Erst vor wenigen Wochen wurde von der EU im Critical Raw Materials Act die Sicherstellung der Versorgung der europäischen Wirtschaft mit kritischen Rohstoffen nochmals nachgeschärft. Ein klar definierter Anteil, der Abbau, Verarbeitung und Verwertung betrifft, muss innerhalb der Europäischen Union stattfinden. Das Recycling gewinnt dadurch an Bedeutung und kann einen Beitrag zur Ressourcenverfügbarkeit leisten. „Die geopolitischen Herausforderungen der letzten Jahre haben klar gezeigt, wie kritisch die Abhängigkeit von einzelnen Handelspartnern bei der Beschaffung von Rohstoffen sein kann. Hier bietet die Kreislaufwirtschaft eine gute Alternative, um seine Selbstständigkeit zu erhöhen“, meint Badura.  In Europa gibt es laut Europäischer Kommission jährlich Kunststoffabfall in der Höhe von 25,8 Millionen Tonnen, von denen rund ein Drittel auch tatsächlich recycelt wird. Das hat Auswirkungen auf Natur und Wirtschaft.

Zielvorgabe bis 2030

Die Zielvorgabe hat die bisherige Recycling-Berechnungsmethode insofern verändert, als dass es nunmehr um eine stoffliche Verwertung eines Kunststoffs geht. Die rein thermische Verwertung ist nicht mehr ausreichend: „Früher wurde die Recyclingquote anhand des Inputs in die Sortieranlage berechnet, entsprechend einer neuen EU-Berechnungsmethode ist nun der Output entscheidend“, erklärt Badura. Nach dem Trennungs- und Aufbereitungsprozess entsteht ein Recycling-Granulat, das wieder neu in den Kreislauf zurückgeschickt werden kann. Bis 2030 sollen alle auf dem EU-Markt in Verkehr gebrachten Kunststoffverpackungen wiederverwendbar sein oder kosteneffizient recycelt werden können. Nicht recycelbare Stoffe sollen aus Verpackungen verbannt werden. Vor diesem Hintergrund ist es auch notwendig, die Aufbereitung und Verarbeitung von recycelten Kunststoffen durch bessere Sammlung und Sortierung von Kunststoffabfällen zu fördern.

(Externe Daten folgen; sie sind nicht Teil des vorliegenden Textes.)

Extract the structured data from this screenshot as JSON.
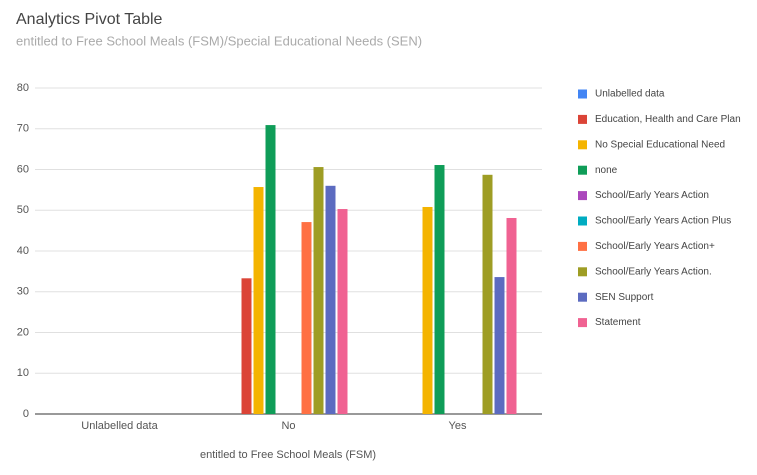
{
  "chart_data": {
    "type": "bar",
    "title": "Analytics Pivot Table",
    "subtitle": "entitled to Free School Meals (FSM)/Special Educational Needs (SEN)",
    "x_label": "entitled to Free School Meals (FSM)",
    "categories": [
      "Unlabelled data",
      "No",
      "Yes"
    ],
    "series": [
      {
        "name": "Unlabelled data",
        "color": "#4285f4",
        "values": [
          null,
          null,
          null
        ]
      },
      {
        "name": "Education, Health and Care Plan",
        "color": "#db4437",
        "values": [
          null,
          33.3,
          null
        ]
      },
      {
        "name": "No Special Educational Need",
        "color": "#f4b400",
        "values": [
          null,
          55.7,
          50.8
        ]
      },
      {
        "name": "none",
        "color": "#0f9d58",
        "values": [
          null,
          70.9,
          61.1
        ]
      },
      {
        "name": "School/Early Years Action",
        "color": "#ab47bc",
        "values": [
          null,
          null,
          null
        ]
      },
      {
        "name": "School/Early Years Action Plus",
        "color": "#00acc1",
        "values": [
          null,
          null,
          null
        ]
      },
      {
        "name": "School/Early Years Action+",
        "color": "#ff7043",
        "values": [
          null,
          47.1,
          null
        ]
      },
      {
        "name": "School/Early Years Action.",
        "color": "#9e9d24",
        "values": [
          null,
          60.6,
          58.7
        ]
      },
      {
        "name": "SEN Support",
        "color": "#5c6bc0",
        "values": [
          null,
          56,
          33.6
        ]
      },
      {
        "name": "Statement",
        "color": "#f06292",
        "values": [
          null,
          50.3,
          48.1
        ]
      }
    ],
    "ylim": [
      0,
      80
    ],
    "yticks": [
      0,
      10,
      20,
      30,
      40,
      50,
      60,
      70,
      80
    ],
    "grid": true,
    "legend": "right"
  }
}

Beim Produktdesign ansetzen

Damit ein Verwertungskreislauf entstehen kann, muss schon bei der Entstehung des Produkts angesetzt werden. „Das Design ist für den Recyclingprozess eine Schlüsselbedingung, damit es überhaupt klappen kann. Aktuell stellen viele Hersteller beispielsweise Verpackungen mit schwierig zu verwertenden Verbundfolien, die aus mehreren Kunststoffarten bestehen, auf Verpackungen aus Monomaterial um, die lediglich aus einem Kunststoff bestehen“, so Badura. Damit könne anschließend die Ausbeute im Recyclingprozess gesteigert werden. Für eine Reihe von Schlüsselsektoren wie Batterien, Textilien, elektronische Produkte und im Bauwesen ist außerdem die Einführung eines digitalen Produktpasses geplant, der für Transparenz im Lebenszyklus eines Produkts sorgen soll. Dieser Pass soll Informationen vom Rohstoff bis zum Recycling enthalten.